Source : Rapport de la Cour des comptes.
Le suivi des élèves après leur diplôme reste laxiste, insuffisant et parfois inexistant [2] dans ces écoles. Ce manquement rend impossible la vérification de l'obligation décennale. Les écoles normales supérieures n'ont pour mission que d'adresser un simple questionnaire à leurs anciens élèves et de signaler toute irrégularité au ministère qui décide d'émettre un titre de recette menant au remboursement. Ces dysfonctionnements sont si profonds que la Cour des comptes a relevé 5 cas en 2012 où d'anciens normaliens se sont portés grés de rembourser l'État français mais n'ont pas pu à cause de la répartition des compétences entre les écoles, le ministère de l'Enseignement et le ministère des Finances. Jusqu'en 2012, certains élèves polytechniciens n'étaient pas tenus de rembourser leurs années d'études.
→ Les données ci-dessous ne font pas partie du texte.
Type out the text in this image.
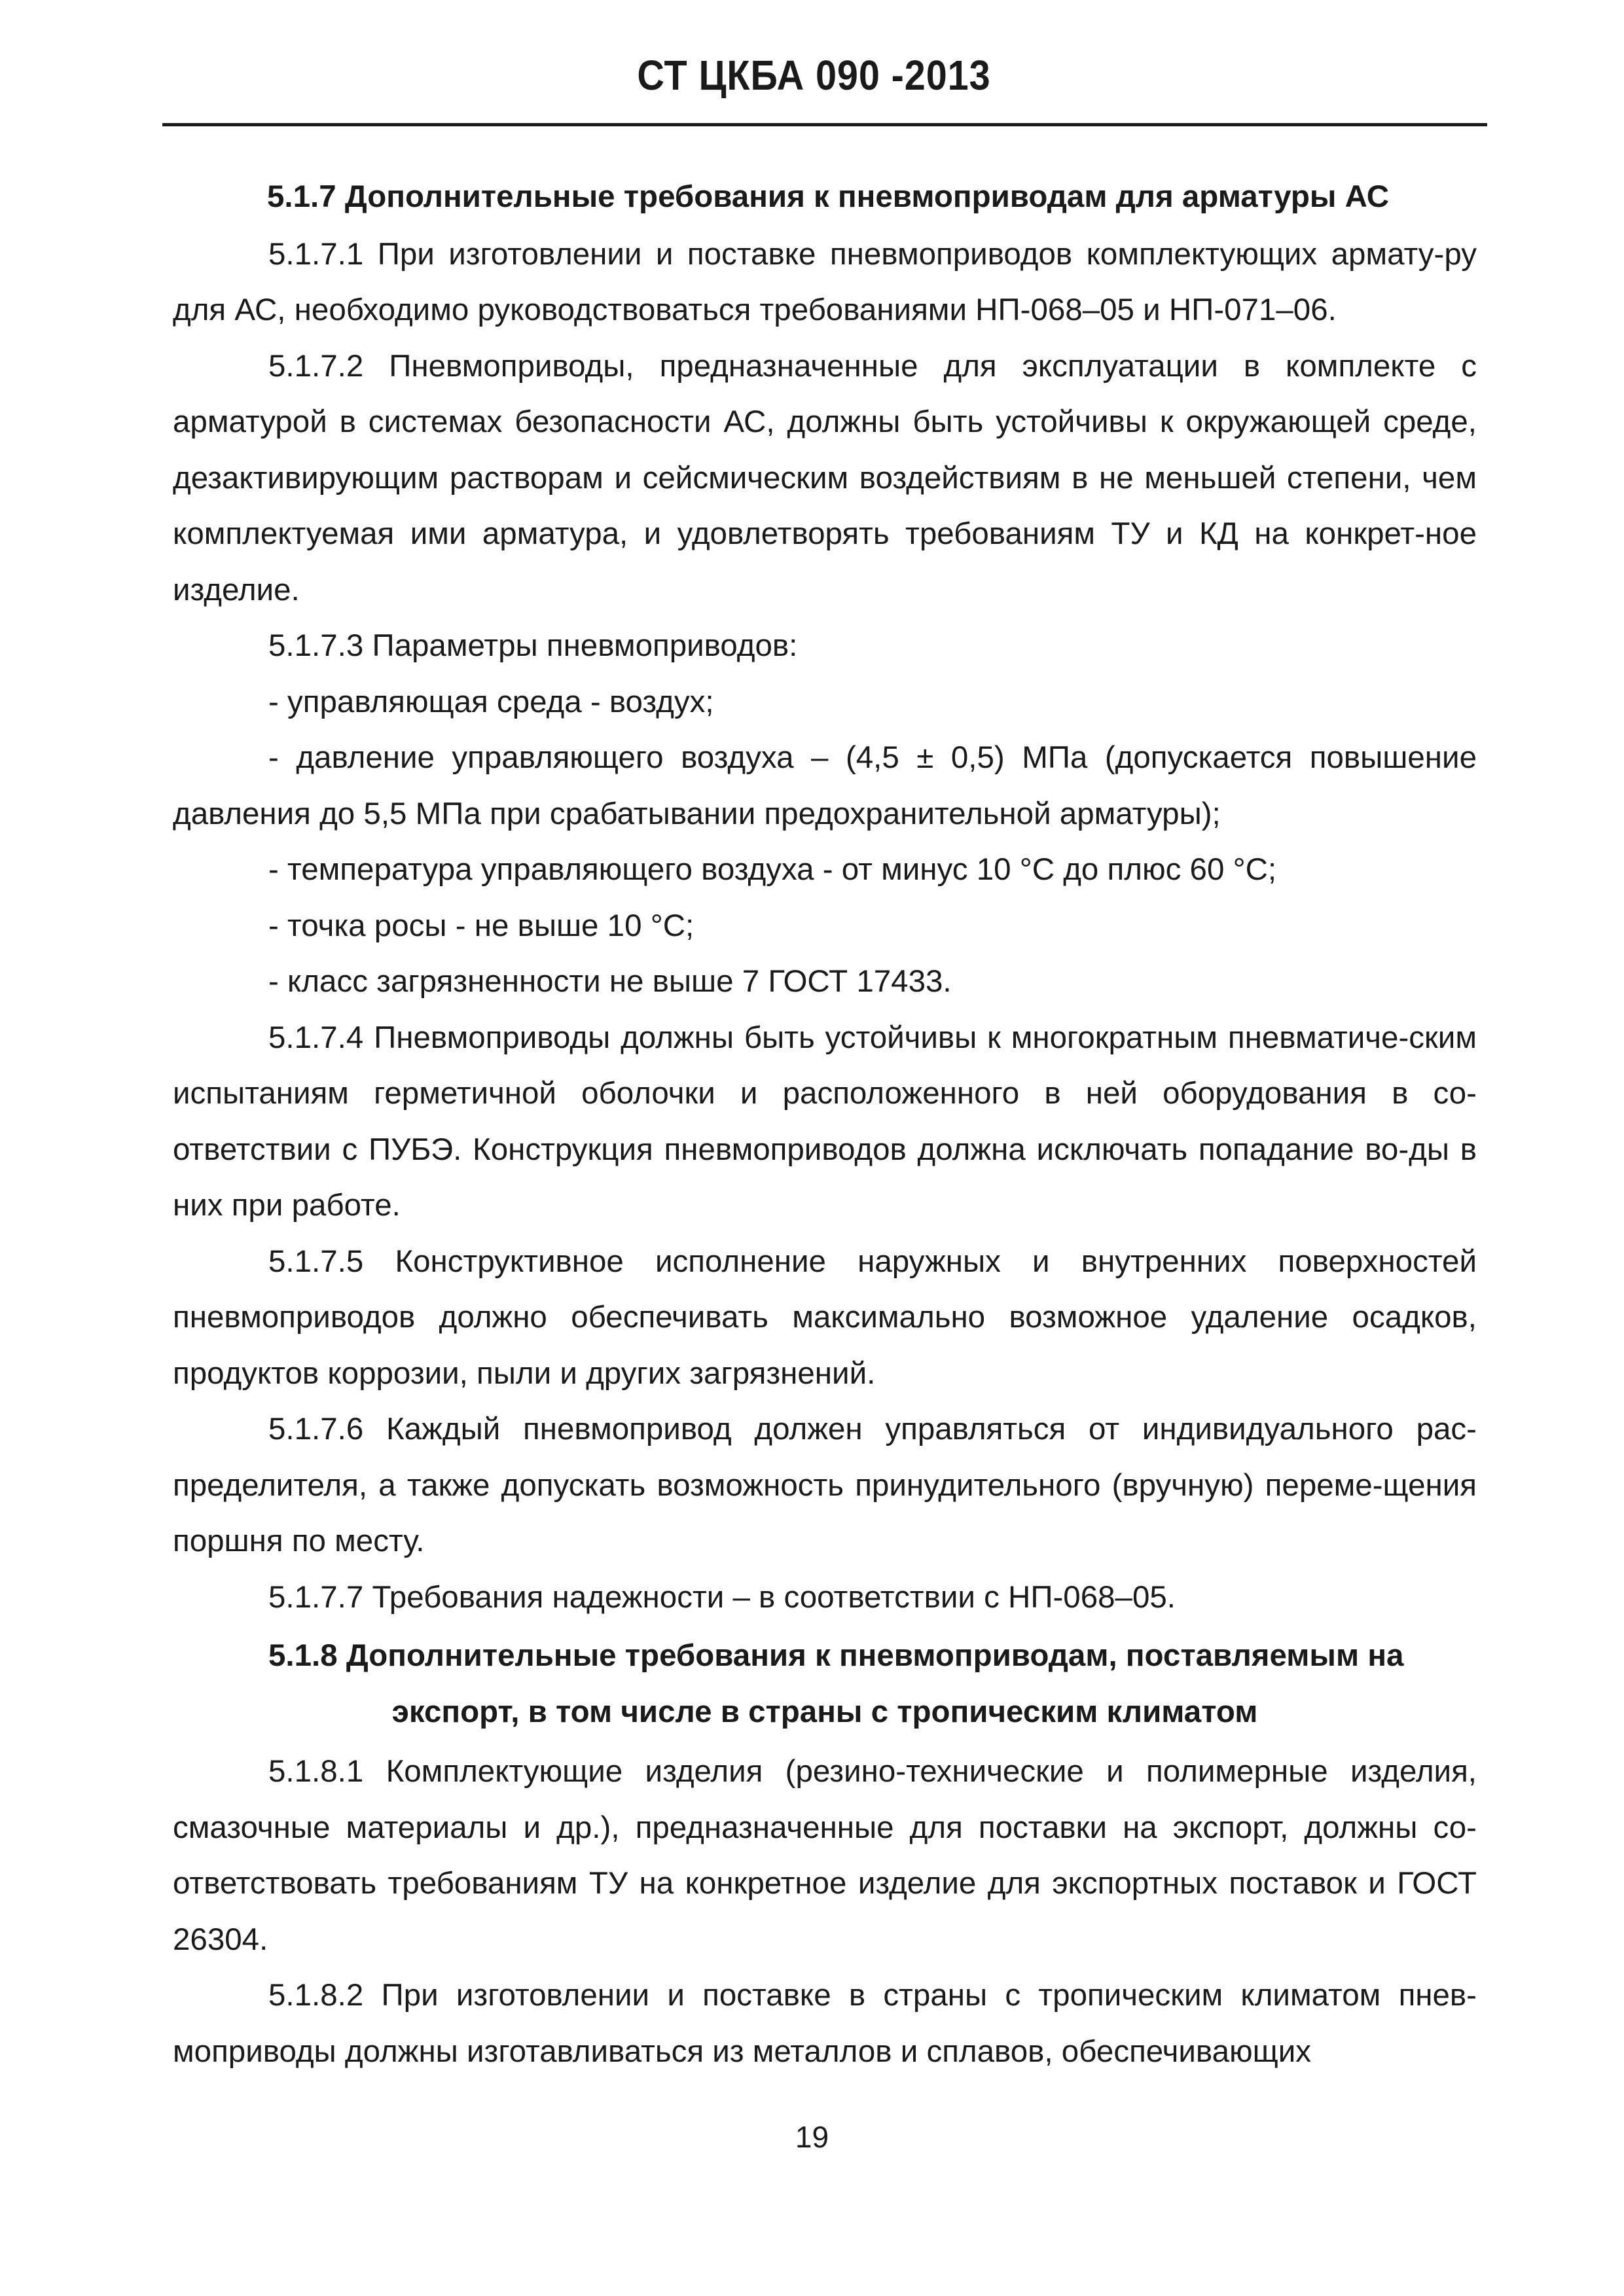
СТ ЦКБА 090 -2013

5.1.7 Дополнительные требования к пневмоприводам для арматуры АС

5.1.7.1 При изготовлении и поставке пневмоприводов комплектующих армату-ру для АС, необходимо руководствоваться требованиями НП-068–05 и НП-071–06.

5.1.7.2 Пневмоприводы, предназначенные для эксплуатации в комплекте с арматурой в системах безопасности АС, должны быть устойчивы к окружающей среде, дезактивирующим растворам и сейсмическим воздействиям в не меньшей степени, чем комплектуемая ими арматура, и удовлетворять требованиям ТУ и КД на конкрет-ное изделие.

5.1.7.3 Параметры пневмоприводов:

- управляющая среда - воздух;

- давление управляющего воздуха – (4,5 ± 0,5) МПа (допускается повышение давления до 5,5 МПа при срабатывании предохранительной арматуры);

- температура управляющего воздуха - от минус 10 °С до плюс 60 °С;

- точка росы - не выше 10 °С;

- класс загрязненности не выше 7 ГОСТ 17433.

5.1.7.4 Пневмоприводы должны быть устойчивы к многократным пневматиче-ским испытаниям герметичной оболочки и расположенного в ней оборудования в со-ответствии с ПУБЭ. Конструкция пневмоприводов должна исключать попадание во-ды в них при работе.

5.1.7.5 Конструктивное исполнение наружных и внутренних поверхностей пневмоприводов должно обеспечивать максимально возможное удаление осадков, продуктов коррозии, пыли и других загрязнений.

5.1.7.6 Каждый пневмопривод должен управляться от индивидуального рас-пределителя, а также допускать возможность принудительного (вручную) переме-щения поршня по месту.

5.1.7.7 Требования надежности – в соответствии с НП-068–05.

5.1.8 Дополнительные требования к пневмоприводам, поставляемым на

экспорт, в том числе в страны с тропическим климатом

5.1.8.1 Комплектующие изделия (резино-технические и полимерные изделия, смазочные материалы и др.), предназначенные для поставки на экспорт, должны со-ответствовать требованиям ТУ на конкретное изделие для экспортных поставок и ГОСТ 26304.

5.1.8.2 При изготовлении и поставке в страны с тропическим климатом пнев-моприводы должны изготавливаться из металлов и сплавов, обеспечивающих

19
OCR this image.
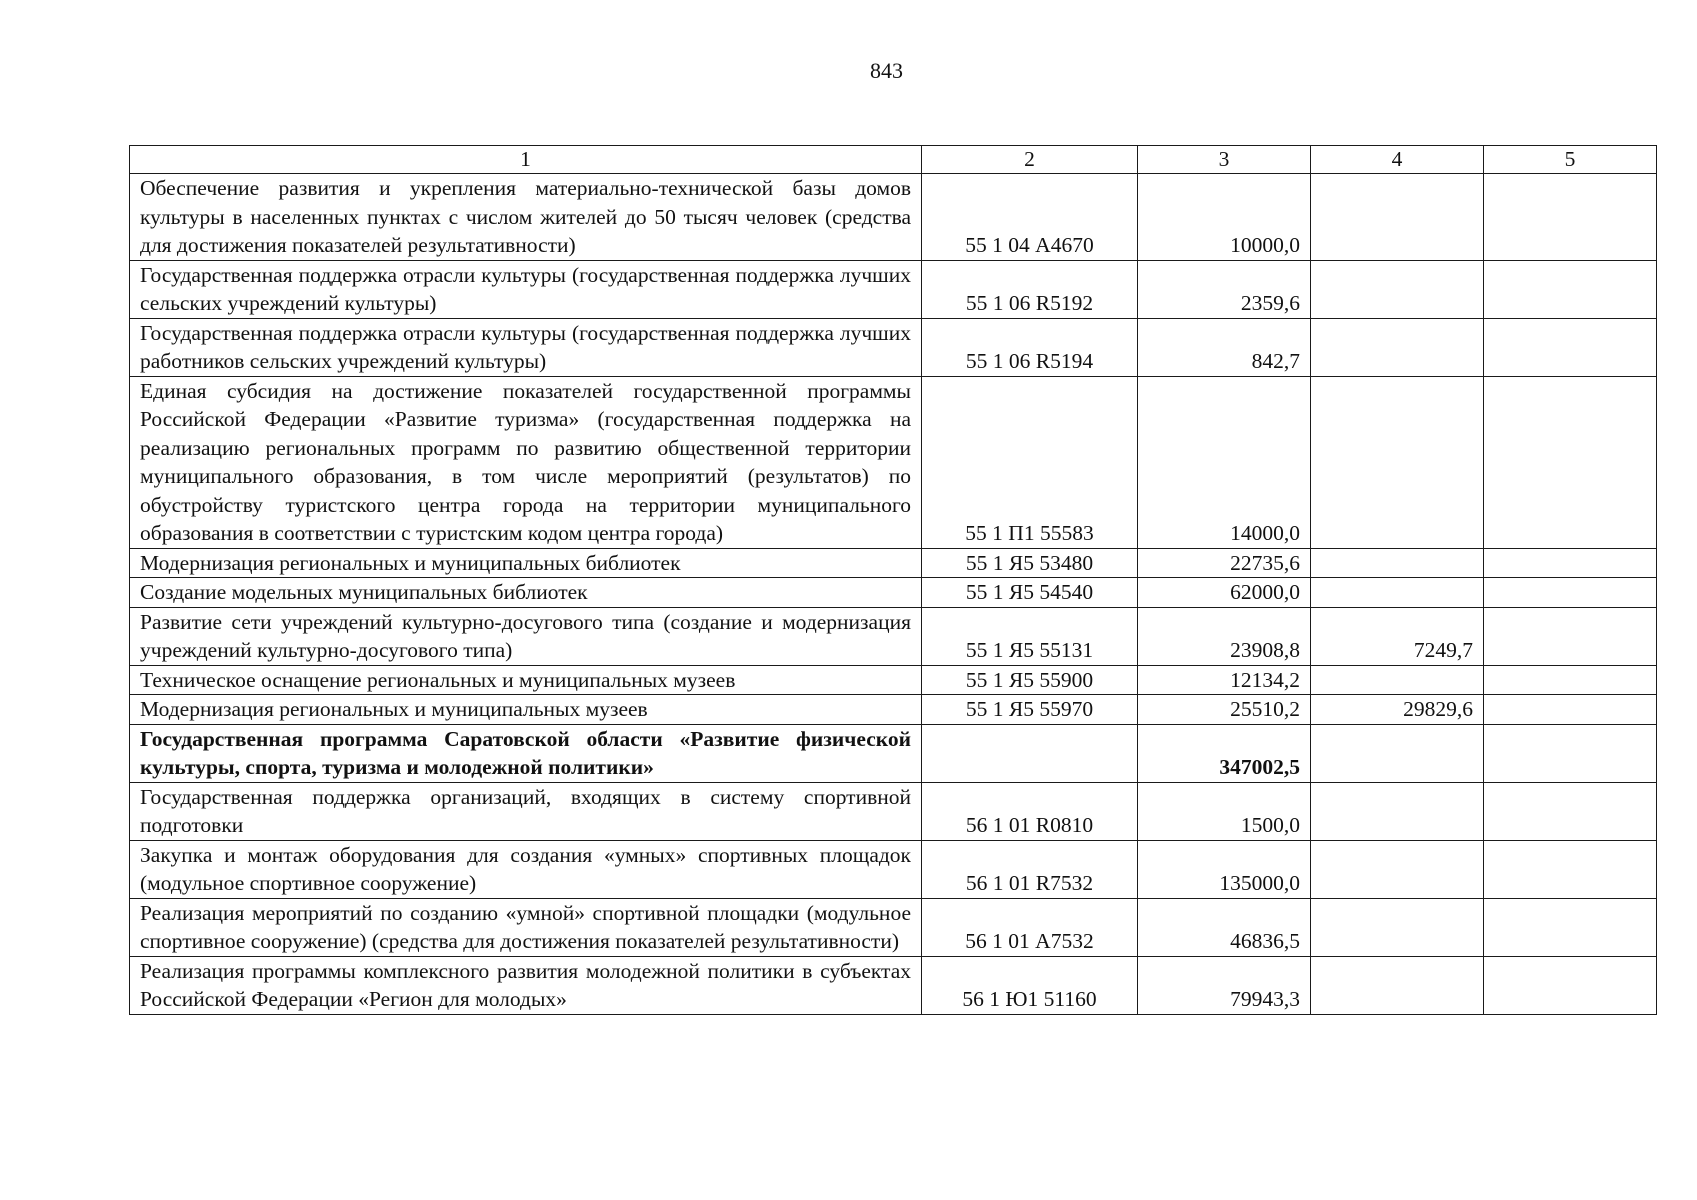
843
1	2	3	4	5
Обеспечение развития и укрепления материально-технической базы домов культуры в населенных пунктах с числом жителей до 50 тысяч человек (средства для достижения показателей результативности)	55 1 04 А4670	10000,0		
Государственная поддержка отрасли культуры (государственная поддержка лучших сельских учреждений культуры)	55 1 06 R5192	2359,6		
Государственная поддержка отрасли культуры (государственная поддержка лучших работников сельских учреждений культуры)	55 1 06 R5194	842,7		
Единая субсидия на достижение показателей государственной программы Российской Федерации «Развитие туризма» (государственная поддержка на реализацию региональных программ по развитию общественной территории муниципального образования, в том числе мероприятий (результатов) по обустройству туристского центра города на территории муниципального образования в соответствии с туристским кодом центра города)	55 1 П1 55583	14000,0		
Модернизация региональных и муниципальных библиотек	55 1 Я5 53480	22735,6		
Создание модельных муниципальных библиотек	55 1 Я5 54540	62000,0		
Развитие сети учреждений культурно-досугового типа (создание и модернизация учреждений культурно-досугового типа)	55 1 Я5 55131	23908,8	7249,7	
Техническое оснащение региональных и муниципальных музеев	55 1 Я5 55900	12134,2		
Модернизация региональных и муниципальных музеев	55 1 Я5 55970	25510,2	29829,6	
Государственная программа Саратовской области «Развитие физической культуры, спорта, туризма и молодежной политики»		347002,5		
Государственная поддержка организаций, входящих в систему спортивной подготовки	56 1 01 R0810	1500,0		
Закупка и монтаж оборудования для создания «умных» спортивных площадок (модульное спортивное сооружение)	56 1 01 R7532	135000,0		
Реализация мероприятий по созданию «умной» спортивной площадки (модульное спортивное сооружение) (средства для достижения показателей результативности)	56 1 01 А7532	46836,5		
Реализация программы комплексного развития молодежной политики в субъектах Российской Федерации «Регион для молодых»	56 1 Ю1 51160	79943,3		
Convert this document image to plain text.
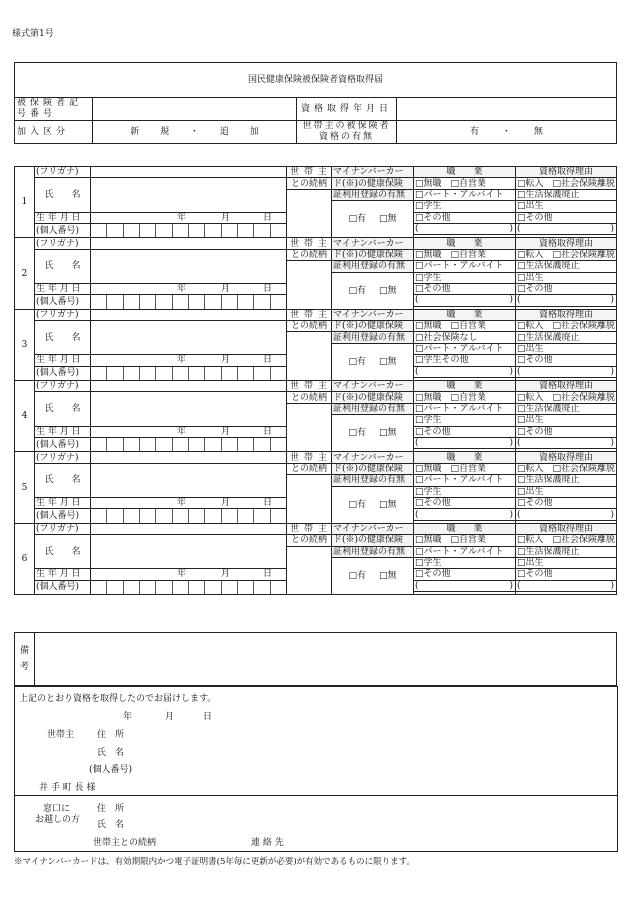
様式第1号
国民健康保険被保険者資格取得届			
被保険者記号番号		資格取得年月日	
加入区分	新 規 ・ 追 加	世帯主の被保険者資格の有無	有 ・ 無
1	(フリガナ)		世 帯 主	マイナンバーカー	職　　業	資格取得理由
	氏　　名		との続柄	ド(※)の健康保険	□無職　□自営業	□転入　□社会保険離脱
				証利用登録の有無	□パート・アルバイト	□生活保護廃止
				□有 □無	□学生	□出生
	生 年 月 日	年 月 日			□その他	□その他
	(個人番号)				( )	( )

2	(フリガナ)		世 帯 主	マイナンバーカー	職　　業	資格取得理由
	氏　　名		との続柄	ド(※)の健康保険	□無職　□自営業	□転入　□社会保険離脱
				証利用登録の有無	□パート・アルバイト	□生活保護廃止
				□有 □無	□学生	□出生
	生 年 月 日	年 月 日			□その他	□その他
	(個人番号)				( )	( )

3	(フリガナ)		世 帯 主	マイナンバーカー	職　　業	資格取得理由
	氏　　名		との続柄	ド(※)の健康保険	□無職　□自営業	□転入　□社会保険離脱
				証利用登録の有無	□社会保険なし	□生活保護廃止
				□有 □無	□パート・アルバイト	□出生
	生 年 月 日	年 月 日			□学生その他	□その他
	(個人番号)				( )	( )

4	(フリガナ)		世 帯 主	マイナンバーカー	職　　業	資格取得理由
	氏　　名		との続柄	ド(※)の健康保険	□無職　□自営業	□転入　□社会保険離脱
				証利用登録の有無	□パート・アルバイト	□生活保護廃止
				□有 □無	□学生	□出生
	生 年 月 日	年 月 日			□その他	□その他
	(個人番号)				( )	( )

5	(フリガナ)		世 帯 主	マイナンバーカー	職　　業	資格取得理由
	氏　　名		との続柄	ド(※)の健康保険	□無職　□自営業	□転入　□社会保険離脱
				証利用登録の有無	□パート・アルバイト	□生活保護廃止
				□有 □無	□学生	□出生
	生 年 月 日	年 月 日			□その他	□その他
	(個人番号)				( )	( )

6	(フリガナ)		世 帯 主	マイナンバーカー	職　　業	資格取得理由
	氏　　名		との続柄	ド(※)の健康保険	□無職　□自営業	□転入　□社会保険離脱
				証利用登録の有無	□パート・アルバイト	□生活保護廃止
				□有 □無	□学生	□出生
	生 年 月 日	年 月 日			□その他	□その他
	(個人番号)				( )	( )

備考	
上記のとおり資格を取得したのでお届けします。
年	月	日
世帯主	住　所
氏　名
(個人番号)
井 手 町 長 様
窓口に
お越しの方
住　所
氏　名
世帯主との続柄	連 絡 先
※マイナンバーカードは、有効期限内かつ電子証明書(5年毎に更新が必要)が有効であるものに限ります。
Concernant l'École Nationale d'Administration, seule la Cour des comptes est en mesure d'obtenir des informations alors que le ministère possède lui-même les informations mais ne peut les faire parvenir dû à un refus de l'établissement [3]. Néanmoins, le rapport budgétaire consacré à la fonction publique indique que le coût total de la scolarité d'un étudiant s'élève à 168.000 euros. L'école étant composée de 80 élèves par an, cela représenterait donc un coût de 13 millions d'euros pour former une promotion ! Selon Eric Verhaeghe, diplômé de l'ENA (promotion Copernic), si nous prenons en compte les subventions versées par l'État pour soutenir l'École Nationale de l'Administration, le coût moyen d'un élève s'élève à 180.000 euros annuels pour les contribuables.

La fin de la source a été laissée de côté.